Copper Induces Zebrafish Central Neural System Myelin Defects: the Regulatory Mechanisms in Wnt/Notch-hoxb5b Signaling and Underlying DNA Methylation

Unbalanced copper (Cu2+) homeostasis is associated with neurological development defects and diseases. However, the molecular mechanisms remain elusive. Here, central neural system (CNS) myelin defects and down-regulated expression of Wnt/Notch signaling and their down-stream mediator hoxb5b were observed in Cu2+ stressed zebrafish larvae. Loss/knockdown-of-function of hoxb5b phenocopied the myelin and axon defects observed in Cu2+ stressed embryos. Meanwhile, activation of Wnt/Notch signaling and ectopic expression of hoxb5b could rescue copper-induced myelin defects, suggesting Wnt&Notch-hoxb5b axis mediated Cu2+ induced myelin and axon defects.
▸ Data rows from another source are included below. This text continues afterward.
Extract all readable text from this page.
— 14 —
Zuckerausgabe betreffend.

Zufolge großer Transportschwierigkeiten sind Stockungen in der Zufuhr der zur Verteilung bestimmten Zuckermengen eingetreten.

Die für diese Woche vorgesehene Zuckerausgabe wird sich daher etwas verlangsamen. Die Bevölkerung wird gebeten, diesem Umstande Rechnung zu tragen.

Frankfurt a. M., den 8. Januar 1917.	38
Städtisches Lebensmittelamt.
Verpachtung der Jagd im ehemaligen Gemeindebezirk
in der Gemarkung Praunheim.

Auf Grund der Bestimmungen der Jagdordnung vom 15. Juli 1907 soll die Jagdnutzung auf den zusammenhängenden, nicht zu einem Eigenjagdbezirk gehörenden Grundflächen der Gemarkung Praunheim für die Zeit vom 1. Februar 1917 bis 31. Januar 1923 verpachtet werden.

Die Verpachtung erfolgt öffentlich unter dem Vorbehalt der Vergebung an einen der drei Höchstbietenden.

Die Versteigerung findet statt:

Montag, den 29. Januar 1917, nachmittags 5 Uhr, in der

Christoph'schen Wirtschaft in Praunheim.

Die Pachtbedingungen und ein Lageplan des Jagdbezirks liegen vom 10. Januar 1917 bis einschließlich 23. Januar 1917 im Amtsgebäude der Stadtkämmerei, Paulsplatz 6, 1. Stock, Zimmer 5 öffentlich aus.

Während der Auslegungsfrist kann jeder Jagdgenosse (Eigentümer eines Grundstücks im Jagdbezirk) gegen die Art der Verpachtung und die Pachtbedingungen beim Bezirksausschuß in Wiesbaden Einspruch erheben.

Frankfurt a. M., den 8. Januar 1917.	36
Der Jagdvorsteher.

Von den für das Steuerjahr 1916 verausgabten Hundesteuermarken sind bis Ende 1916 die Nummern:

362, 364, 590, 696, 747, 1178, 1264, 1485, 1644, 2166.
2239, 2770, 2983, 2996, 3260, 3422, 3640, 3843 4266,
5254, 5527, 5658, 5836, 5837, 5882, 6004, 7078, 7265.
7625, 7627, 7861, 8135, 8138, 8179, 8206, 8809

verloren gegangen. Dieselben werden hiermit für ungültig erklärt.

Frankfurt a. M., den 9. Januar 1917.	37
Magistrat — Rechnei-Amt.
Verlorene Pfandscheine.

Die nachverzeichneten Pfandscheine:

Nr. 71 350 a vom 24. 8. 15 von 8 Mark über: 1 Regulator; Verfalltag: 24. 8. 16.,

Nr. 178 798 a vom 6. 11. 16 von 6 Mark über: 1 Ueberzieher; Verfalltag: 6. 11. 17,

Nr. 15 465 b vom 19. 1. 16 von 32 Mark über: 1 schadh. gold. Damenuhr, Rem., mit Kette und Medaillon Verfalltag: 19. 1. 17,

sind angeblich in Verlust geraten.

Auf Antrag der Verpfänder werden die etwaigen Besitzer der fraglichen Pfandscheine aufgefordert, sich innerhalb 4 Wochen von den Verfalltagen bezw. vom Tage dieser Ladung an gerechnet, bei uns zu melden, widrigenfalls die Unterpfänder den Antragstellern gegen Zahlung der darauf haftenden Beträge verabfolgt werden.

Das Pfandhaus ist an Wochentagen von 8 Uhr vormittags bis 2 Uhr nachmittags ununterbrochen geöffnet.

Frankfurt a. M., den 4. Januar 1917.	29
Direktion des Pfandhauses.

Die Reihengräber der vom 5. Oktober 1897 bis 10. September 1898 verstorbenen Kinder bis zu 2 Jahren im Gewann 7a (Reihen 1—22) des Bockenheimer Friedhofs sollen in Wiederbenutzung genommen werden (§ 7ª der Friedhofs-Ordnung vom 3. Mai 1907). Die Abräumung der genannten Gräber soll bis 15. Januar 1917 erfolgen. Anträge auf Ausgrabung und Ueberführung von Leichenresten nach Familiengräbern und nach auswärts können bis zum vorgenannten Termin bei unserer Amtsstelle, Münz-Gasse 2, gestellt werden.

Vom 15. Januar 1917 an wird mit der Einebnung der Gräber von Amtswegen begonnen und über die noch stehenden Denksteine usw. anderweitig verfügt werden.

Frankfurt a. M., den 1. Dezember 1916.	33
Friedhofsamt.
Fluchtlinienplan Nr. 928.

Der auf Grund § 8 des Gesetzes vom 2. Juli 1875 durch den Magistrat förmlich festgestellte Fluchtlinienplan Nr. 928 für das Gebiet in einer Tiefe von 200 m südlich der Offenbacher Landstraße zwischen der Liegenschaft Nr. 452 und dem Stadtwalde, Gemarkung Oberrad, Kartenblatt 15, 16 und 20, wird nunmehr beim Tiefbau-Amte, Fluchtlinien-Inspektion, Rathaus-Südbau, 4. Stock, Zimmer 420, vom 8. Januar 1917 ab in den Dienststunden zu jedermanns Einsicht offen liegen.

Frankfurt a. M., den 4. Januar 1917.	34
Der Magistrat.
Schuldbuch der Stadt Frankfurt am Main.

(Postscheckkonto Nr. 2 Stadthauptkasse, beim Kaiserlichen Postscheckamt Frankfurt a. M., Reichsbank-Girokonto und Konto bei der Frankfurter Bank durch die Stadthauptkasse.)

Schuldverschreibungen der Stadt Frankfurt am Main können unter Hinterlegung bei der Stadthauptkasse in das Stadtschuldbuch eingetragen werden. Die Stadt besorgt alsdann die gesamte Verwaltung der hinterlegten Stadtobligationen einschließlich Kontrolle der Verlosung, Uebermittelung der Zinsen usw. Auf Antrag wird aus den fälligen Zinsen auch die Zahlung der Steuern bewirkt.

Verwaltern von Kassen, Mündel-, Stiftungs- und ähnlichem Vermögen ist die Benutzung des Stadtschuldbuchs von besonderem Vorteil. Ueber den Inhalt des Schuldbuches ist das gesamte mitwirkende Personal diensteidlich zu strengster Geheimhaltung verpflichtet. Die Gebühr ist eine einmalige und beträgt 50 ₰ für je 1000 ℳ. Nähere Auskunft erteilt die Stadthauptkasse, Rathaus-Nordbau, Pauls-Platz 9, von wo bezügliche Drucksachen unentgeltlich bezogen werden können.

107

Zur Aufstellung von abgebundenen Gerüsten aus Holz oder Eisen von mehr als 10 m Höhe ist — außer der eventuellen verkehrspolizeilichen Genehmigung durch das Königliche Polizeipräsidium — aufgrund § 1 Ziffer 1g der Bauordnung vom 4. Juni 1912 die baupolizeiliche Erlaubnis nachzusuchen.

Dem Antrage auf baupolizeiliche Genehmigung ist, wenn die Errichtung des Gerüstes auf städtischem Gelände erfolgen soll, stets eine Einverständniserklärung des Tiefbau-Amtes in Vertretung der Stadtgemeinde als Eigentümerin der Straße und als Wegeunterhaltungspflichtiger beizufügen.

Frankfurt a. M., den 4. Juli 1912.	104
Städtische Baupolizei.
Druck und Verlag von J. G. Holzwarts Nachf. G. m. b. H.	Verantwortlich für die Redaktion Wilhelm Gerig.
Additionally, whole genome DNA methylation sequencing unveiled that a novel gene fam168b, similar to pou3f1/2, exhibited significant promoter hypermethylation and reduced expression in Cu2+ stressed embryos. The hypermethylated locus in fam168b promoter acted pivotally in its transcription, and loss/knockdown of fam168b/pou3f1 also induced myelin defects. Moreover, this study unveiled that fam168b/pou3f1 and hoxb5b axis acted in a seesaw manner during fish embryogenesis, and demonstrated that copper induced the down-regulated expression of the Wnt&Notch-hoxb5b axis dependent of the function of copper transporter cox17, coupled with the promoter methylation of genes fam168b/pou3f1 and their subsequent down-regulated expression dependent of the function of another transporter atp7b, making joint contributions to myelin defects in embryos. Those data will shed some light on the linkage of unbalanced copper homeostasis with specific gene promoter methylation and signaling transduction as well as the resultant neurological development defects and diseases.